Der Europarat fordert seine Mitgliedstaaten auf, Gefangene aus Guantánamo aufzunehmen. Heißt das, die USA aus der Verantwortung zu entlassen?
Nein. Die USA haben dieses völkerrechtswidrige Lager geschaffen, und nun liegt bei Washington die Hauptverantwortung für die Schließung dieser Einrichtung. Deutschland und andere europäische Länder sollten aber akzeptieren, dass manche der Inhaftierten nicht in den USA bleiben wollen und wegen Foltergefahr nicht in ihre Heimat zurückkehren können. Bei der Lösung dieser Problemfälle sollten wir aus humanitären Gründen einen Beitrag leisten.
Bundesinnenminister Wolfgang Schäuble (CDU) hat anfangs eine restriktive Haltung in dieser Frage betont. Wie sehen Sie das als Mitglied des Menschenrechtsauschusses?
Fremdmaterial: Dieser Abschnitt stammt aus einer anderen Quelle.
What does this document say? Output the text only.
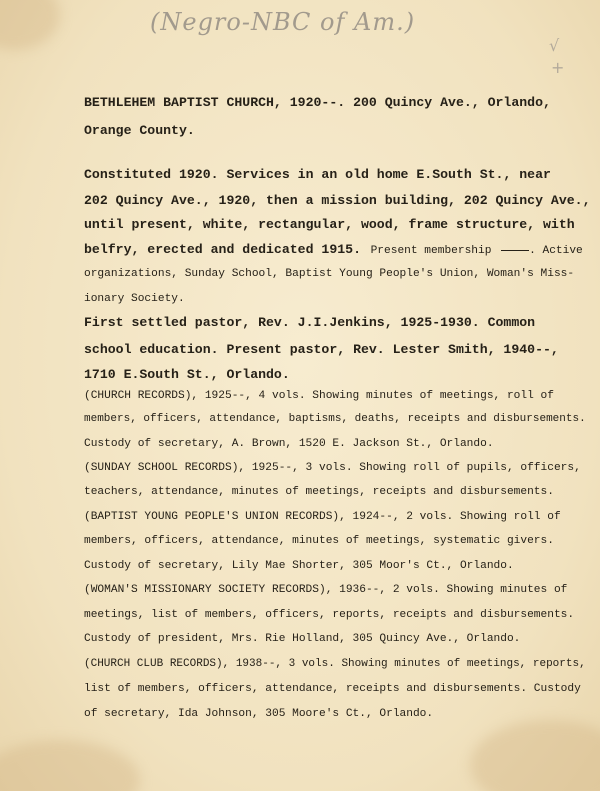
(Negro-NBC of Am.)
√
+
BETHLEHEM BAPTIST CHURCH, 1920--. 200 Quincy Ave., Orlando,
Orange County.
Constituted 1920. Services in an old home E.South St., near
202 Quincy Ave., 1920, then a mission building, 202 Quincy Ave.,
until present, white, rectangular, wood, frame structure, with
belfry, erected and dedicated 1915. Present membership	. Active
organizations, Sunday School, Baptist Young People's Union, Woman's Miss-
ionary Society.
First settled pastor, Rev. J.I.Jenkins, 1925-1930. Common
school education. Present pastor, Rev. Lester Smith, 1940--,
1710 E.South St., Orlando.
(CHURCH RECORDS), 1925--, 4 vols. Showing minutes of meetings, roll of
members, officers, attendance, baptisms, deaths, receipts and disbursements.
Custody of secretary, A. Brown, 1520 E. Jackson St., Orlando.
(SUNDAY SCHOOL RECORDS), 1925--, 3 vols. Showing roll of pupils, officers,
teachers, attendance, minutes of meetings, receipts and disbursements.
(BAPTIST YOUNG PEOPLE'S UNION RECORDS), 1924--, 2 vols. Showing roll of
members, officers, attendance, minutes of meetings, systematic givers.
Custody of secretary, Lily Mae Shorter, 305 Moor's Ct., Orlando.
(WOMAN'S MISSIONARY SOCIETY RECORDS), 1936--, 2 vols. Showing minutes of
meetings, list of members, officers, reports, receipts and disbursements.
Custody of president, Mrs. Rie Holland, 305 Quincy Ave., Orlando.
(CHURCH CLUB RECORDS), 1938--, 3 vols. Showing minutes of meetings, reports,
list of members, officers, attendance, receipts and disbursements. Custody
of secretary, Ida Johnson, 305 Moore's Ct., Orlando.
Minister Schäuble wollte mit gutem Grund darauf hinweisen, dass in Guantánamo in erster Linie die USA gefordert sind. Inzwischen zeigt sich der Innenminister offener und sagt zu Recht, die Schließung des Gefängnisses werde nicht an der Weigerung Deutschlands scheitern, im europäischen Verbund Häftlinge ins Land zu lassen. Im Übrigen mutet es seltsam an, dass ausgerechnet Außenminister Frank-Walter Steinmeier dieses Thema forciert, wo er doch einst als Kanzleramtschef die Rückkehr des Guantánamo-Insassen Murat Kurnaz verhindert hat.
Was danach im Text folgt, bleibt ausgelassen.